As Montford’s attorneys would later point out in his appeal, numerous reports and observations noted the need for some restrictions to minimize the burden of SEC investigation:

  • “The investigative process can be devastating to business entities or individuals under scrutiny,” Comm. on Fed. Regulations of Sec., Report of the Task Force on SEC Rules Relating to Investigations, 42 Bus. Law. 789, 790 (1987)

  • “[The SEC Enforcement Division’s staff] may leave open for years many investigations that are not being actively pursued.”U.S. Government Accountability Office, GAO-07-830,SEC: Additional Actions Needed to Ensure Planned Improvements Address Limitations in Enforcement Division Operations 3, 21 (2007)

  • “[The staff’s inability to close investigations should be remedied in order to ensure that [the SEC’s Enforcement Division] conducts adequate Enforcement investigations and uncovers violations of securities laws and fraud.” U.S. SEC, 2009 Performance & Accountability Report 113–14 (2009)

  • “[Lengthy investigations may] wre[a]k havoc on people and their families,” Troy A. Paredes, SEC Commissioner, Remarks at the 2009 Southern Securities Conference (Mar. 19, 2009)

The perils of lingering SEC investigations—both to the targets of those investigations and to the resources of the SEC itself—did not go unnoticed during the congressional deliberations around Dodd-Frank. 

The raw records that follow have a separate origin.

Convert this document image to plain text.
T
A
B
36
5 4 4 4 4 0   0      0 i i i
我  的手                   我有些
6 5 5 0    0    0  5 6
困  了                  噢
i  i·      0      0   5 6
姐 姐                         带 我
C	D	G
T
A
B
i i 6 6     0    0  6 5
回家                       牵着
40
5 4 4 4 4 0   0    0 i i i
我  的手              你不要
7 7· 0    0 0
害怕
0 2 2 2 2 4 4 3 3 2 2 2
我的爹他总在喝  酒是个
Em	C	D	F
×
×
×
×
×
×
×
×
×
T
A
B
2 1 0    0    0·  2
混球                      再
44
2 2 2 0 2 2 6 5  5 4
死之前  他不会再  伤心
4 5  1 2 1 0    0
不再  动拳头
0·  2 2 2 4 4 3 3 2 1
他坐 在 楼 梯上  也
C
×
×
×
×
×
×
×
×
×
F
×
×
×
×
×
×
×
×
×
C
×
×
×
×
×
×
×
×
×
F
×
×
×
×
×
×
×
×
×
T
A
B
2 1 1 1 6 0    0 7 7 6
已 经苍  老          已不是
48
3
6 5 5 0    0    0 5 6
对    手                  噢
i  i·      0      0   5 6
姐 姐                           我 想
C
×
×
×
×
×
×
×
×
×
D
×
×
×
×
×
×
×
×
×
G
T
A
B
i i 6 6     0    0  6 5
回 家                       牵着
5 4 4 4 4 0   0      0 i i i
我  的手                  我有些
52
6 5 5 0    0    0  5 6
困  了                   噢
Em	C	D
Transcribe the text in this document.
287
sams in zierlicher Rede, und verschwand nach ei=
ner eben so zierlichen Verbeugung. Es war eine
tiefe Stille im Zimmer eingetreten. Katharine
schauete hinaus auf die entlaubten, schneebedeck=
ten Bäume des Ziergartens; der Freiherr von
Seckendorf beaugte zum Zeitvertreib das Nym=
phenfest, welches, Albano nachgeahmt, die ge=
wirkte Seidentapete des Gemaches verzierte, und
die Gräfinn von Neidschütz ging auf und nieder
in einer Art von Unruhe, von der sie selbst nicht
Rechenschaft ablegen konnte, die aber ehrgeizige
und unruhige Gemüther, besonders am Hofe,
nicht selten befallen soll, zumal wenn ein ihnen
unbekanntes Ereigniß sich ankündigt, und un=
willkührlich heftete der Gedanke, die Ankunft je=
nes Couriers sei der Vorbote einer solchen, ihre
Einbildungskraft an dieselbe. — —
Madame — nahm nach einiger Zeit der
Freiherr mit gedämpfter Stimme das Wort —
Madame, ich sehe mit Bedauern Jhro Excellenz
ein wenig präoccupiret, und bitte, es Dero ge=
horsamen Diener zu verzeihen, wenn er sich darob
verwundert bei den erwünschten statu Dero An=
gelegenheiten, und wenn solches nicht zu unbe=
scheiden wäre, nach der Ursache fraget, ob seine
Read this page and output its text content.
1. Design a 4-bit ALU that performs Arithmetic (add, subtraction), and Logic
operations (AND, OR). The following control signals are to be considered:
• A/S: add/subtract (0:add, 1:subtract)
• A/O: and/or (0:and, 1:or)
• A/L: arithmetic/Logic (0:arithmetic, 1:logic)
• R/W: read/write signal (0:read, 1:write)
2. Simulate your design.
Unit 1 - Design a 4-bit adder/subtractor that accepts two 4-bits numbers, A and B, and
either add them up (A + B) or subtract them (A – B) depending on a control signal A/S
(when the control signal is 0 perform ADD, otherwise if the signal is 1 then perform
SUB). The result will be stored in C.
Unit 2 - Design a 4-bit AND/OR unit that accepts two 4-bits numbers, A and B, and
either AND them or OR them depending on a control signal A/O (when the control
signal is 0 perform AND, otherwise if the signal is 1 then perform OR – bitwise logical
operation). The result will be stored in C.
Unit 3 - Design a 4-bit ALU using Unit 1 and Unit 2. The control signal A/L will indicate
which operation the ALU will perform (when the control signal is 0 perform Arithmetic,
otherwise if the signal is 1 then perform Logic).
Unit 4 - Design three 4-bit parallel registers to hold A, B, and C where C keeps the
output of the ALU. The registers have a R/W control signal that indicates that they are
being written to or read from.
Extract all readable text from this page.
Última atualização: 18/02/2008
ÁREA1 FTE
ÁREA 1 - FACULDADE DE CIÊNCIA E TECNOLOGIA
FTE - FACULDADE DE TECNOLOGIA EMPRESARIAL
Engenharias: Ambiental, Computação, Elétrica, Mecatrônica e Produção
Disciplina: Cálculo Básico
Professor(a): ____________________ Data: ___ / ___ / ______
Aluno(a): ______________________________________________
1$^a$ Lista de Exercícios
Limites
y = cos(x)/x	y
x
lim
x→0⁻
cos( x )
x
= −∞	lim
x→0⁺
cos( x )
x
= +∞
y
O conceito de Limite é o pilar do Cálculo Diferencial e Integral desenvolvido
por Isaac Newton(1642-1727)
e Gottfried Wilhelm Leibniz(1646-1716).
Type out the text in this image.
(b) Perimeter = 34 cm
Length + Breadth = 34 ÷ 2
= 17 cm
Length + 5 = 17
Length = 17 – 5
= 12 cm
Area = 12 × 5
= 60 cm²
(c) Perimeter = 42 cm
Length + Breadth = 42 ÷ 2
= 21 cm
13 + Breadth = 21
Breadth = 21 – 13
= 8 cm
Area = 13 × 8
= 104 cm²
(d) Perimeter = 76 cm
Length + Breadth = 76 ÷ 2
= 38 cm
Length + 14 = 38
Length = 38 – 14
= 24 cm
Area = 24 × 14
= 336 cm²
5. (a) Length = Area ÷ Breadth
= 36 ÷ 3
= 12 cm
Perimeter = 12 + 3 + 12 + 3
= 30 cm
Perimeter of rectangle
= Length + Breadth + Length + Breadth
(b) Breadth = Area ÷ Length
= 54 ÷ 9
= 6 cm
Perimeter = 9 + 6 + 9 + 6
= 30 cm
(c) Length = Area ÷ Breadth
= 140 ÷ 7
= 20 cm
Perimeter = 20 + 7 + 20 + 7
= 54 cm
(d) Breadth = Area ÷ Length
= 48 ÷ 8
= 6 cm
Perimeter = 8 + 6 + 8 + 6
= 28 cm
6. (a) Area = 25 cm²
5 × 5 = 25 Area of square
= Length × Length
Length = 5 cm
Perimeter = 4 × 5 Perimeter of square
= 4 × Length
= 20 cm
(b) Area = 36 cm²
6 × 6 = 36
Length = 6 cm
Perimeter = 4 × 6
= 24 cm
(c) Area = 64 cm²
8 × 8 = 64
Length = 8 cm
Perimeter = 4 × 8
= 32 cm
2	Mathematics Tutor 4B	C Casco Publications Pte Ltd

The author of the 180-day restriction provision, the now retired Rep. Paul Kanjorski of Pennsylvania, said that Dodd-Frank would include “deadlines generally forcing the SEC to complete enforcement [. . .] within 180 days, with some limited exceptions for complex cases.” 

For good measure, Rep. Kanjorski included an equivalent 180-day limitation on the amount of time the SEC’s examination staff, OCIE, could take when it’s conducting on-site compliance exams.

With such bold statutory language and Congressional support restricting the SEC, Montford might be forgiven for breathing a sigh of relief when 180 days passed after he received his Wells notice with no action being filed against him. 

According to the appellate court’s ruling earlier this month, any such relief was misplaced. The court found that because Dodd-Frank failed to specify the consequences to the SEC for exceeding the 180-day period, the time limit was no limit at all.

Essentially, the court agreed with the SEC that Dodd-Frank’s use of the word “shall” really means “should.”

Almost exactly five years after Dodd-Frank attempted to put some mild restrictions on the duration of SEC investigations and examinations, we are right back where we started.